Law Enforcement Officers Getting Younger

CLEVELAND (AP) - An apparent trend in Ohio law enforcement is that officers on average are getting younger, and less experienced, according to a published report.

Veteran law-enforcement officers are leaving their jobs and placing public safety in the hands of increasingly younger, less experienced police departments, The Plain Dealer reported Monday.

At the Cuyahoga County Sheriff's Department, after 12 retirements last year and a wave of hirings after the Sept. 11 attacks, one in five deputies now has less than 21 months of experience.

The Cleveland Police Department, which has 1,900 officers, has been losing about 100 annually in recent years.

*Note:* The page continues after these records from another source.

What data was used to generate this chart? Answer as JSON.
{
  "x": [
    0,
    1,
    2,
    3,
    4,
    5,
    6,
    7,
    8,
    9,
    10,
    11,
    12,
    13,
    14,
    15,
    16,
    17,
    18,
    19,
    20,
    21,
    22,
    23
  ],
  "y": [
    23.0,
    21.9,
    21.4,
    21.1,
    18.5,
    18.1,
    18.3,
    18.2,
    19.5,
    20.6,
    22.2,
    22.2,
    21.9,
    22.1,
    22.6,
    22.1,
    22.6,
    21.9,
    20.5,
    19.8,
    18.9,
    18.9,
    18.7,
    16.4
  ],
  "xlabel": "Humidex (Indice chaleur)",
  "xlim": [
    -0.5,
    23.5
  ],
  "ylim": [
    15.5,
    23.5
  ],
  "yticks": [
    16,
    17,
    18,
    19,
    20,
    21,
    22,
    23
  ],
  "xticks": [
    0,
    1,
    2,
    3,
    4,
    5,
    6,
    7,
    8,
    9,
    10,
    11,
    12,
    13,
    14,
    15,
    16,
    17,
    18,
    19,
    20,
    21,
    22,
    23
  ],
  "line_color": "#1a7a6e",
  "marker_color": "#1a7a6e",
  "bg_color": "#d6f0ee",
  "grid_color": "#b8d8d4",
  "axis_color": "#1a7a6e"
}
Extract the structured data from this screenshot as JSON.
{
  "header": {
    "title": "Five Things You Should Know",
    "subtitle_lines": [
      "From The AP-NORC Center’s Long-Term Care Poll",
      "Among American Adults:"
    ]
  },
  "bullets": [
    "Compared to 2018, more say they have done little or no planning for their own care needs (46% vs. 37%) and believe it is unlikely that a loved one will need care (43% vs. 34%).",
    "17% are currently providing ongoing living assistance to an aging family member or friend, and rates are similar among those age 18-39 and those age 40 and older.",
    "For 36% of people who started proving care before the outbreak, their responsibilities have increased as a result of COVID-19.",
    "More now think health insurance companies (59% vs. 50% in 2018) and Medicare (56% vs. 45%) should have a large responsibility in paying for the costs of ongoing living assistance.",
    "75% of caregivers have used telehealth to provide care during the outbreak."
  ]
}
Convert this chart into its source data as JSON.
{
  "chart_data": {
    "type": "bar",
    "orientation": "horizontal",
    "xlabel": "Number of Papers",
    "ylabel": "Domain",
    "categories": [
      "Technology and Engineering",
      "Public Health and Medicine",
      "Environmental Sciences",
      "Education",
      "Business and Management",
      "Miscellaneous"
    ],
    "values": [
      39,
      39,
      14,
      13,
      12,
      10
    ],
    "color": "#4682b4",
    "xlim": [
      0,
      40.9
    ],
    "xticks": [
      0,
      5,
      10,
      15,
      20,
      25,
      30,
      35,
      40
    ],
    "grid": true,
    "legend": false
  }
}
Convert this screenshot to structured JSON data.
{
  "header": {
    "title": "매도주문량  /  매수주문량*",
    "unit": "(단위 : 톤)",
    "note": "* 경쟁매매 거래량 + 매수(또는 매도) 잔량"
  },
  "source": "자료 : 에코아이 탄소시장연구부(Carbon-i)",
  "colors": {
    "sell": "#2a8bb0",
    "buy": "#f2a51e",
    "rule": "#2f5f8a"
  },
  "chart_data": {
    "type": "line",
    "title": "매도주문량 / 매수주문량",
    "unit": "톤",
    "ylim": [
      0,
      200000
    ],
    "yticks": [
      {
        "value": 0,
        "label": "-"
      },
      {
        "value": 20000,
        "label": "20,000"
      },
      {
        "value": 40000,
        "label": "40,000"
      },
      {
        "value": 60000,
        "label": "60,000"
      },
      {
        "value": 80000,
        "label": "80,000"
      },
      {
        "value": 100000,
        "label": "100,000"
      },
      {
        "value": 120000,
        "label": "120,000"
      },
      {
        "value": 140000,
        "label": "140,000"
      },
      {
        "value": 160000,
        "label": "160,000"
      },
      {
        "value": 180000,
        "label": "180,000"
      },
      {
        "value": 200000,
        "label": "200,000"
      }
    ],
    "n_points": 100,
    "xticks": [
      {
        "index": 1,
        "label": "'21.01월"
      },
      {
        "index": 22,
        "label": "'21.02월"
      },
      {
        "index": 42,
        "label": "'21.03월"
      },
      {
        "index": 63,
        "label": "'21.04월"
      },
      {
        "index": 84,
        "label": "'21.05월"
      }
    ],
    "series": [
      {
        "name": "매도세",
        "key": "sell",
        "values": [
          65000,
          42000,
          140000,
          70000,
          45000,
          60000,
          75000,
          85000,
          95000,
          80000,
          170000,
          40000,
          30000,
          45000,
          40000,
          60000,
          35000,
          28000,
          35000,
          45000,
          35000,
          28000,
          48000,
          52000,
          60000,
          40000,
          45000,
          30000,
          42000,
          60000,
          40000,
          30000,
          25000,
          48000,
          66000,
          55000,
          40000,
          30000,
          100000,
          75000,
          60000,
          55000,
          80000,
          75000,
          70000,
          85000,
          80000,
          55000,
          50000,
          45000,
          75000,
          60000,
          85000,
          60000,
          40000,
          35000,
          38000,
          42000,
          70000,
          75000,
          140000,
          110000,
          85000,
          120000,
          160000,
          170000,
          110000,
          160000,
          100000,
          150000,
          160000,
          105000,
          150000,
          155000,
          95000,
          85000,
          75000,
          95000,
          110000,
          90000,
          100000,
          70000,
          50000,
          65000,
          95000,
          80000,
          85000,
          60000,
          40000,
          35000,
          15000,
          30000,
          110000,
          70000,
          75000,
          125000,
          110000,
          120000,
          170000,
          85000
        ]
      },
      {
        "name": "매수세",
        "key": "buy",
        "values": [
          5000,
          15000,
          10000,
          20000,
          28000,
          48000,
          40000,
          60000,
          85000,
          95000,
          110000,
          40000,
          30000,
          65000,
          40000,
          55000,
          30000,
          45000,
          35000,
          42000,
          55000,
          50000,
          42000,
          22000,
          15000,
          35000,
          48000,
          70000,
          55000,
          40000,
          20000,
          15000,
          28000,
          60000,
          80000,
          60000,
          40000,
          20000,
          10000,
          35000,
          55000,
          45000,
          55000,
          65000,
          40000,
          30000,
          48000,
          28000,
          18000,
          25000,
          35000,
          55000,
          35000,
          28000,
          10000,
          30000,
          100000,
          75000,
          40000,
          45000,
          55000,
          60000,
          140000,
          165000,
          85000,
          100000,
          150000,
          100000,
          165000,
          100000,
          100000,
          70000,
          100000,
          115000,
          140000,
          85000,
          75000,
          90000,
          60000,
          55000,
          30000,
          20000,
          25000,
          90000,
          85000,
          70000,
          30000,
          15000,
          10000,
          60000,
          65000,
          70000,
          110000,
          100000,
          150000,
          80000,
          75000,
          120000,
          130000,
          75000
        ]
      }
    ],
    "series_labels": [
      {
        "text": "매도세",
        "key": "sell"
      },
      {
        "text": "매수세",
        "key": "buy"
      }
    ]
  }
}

Of the dozen who were commanders last year, one-third have retired. Forty percent of the street-patrol officers have less than five years' experience.

Statewide, an average of 500 officers retired each year in the 1990s. That's up 88 percent from 260 in the 1970s, according to the Ohio Police and Fire Pension Fund. During the 1980s, about 400 officers retired each year.

Those leaving are often the most seasoned officers -- those in their late 40s, who retire or take more lucrative jobs in the private sector that allow them to earn paychecks at the same time they're drawing pensions of 60 percent or more of their former police pay.

To fill the gap, police departments are hiring a wave of recruits, and the result is the emergence of forces with less collective time on the job.

Hubert Williams, president of the Police Foundation, a Washington-based nonprofit organization, said the decision to leave is often about the money.

For many, retirement means launching a second career in teaching, security or other areas. Coupled with their pensions, these opportunities at the end of a police career are financially more attractive.

One of the objectives of a new state law is to entice officers to stay well after the 25-year mark at which they become eligible for pensions.

With the backing of the Police and Fire Pension Fund and police unions, legislators approved the Deferred Retirement Option Plan, which will allow police officers and firefighters to increase benefits upon retirement in exchange for deferring retirement up to eight years.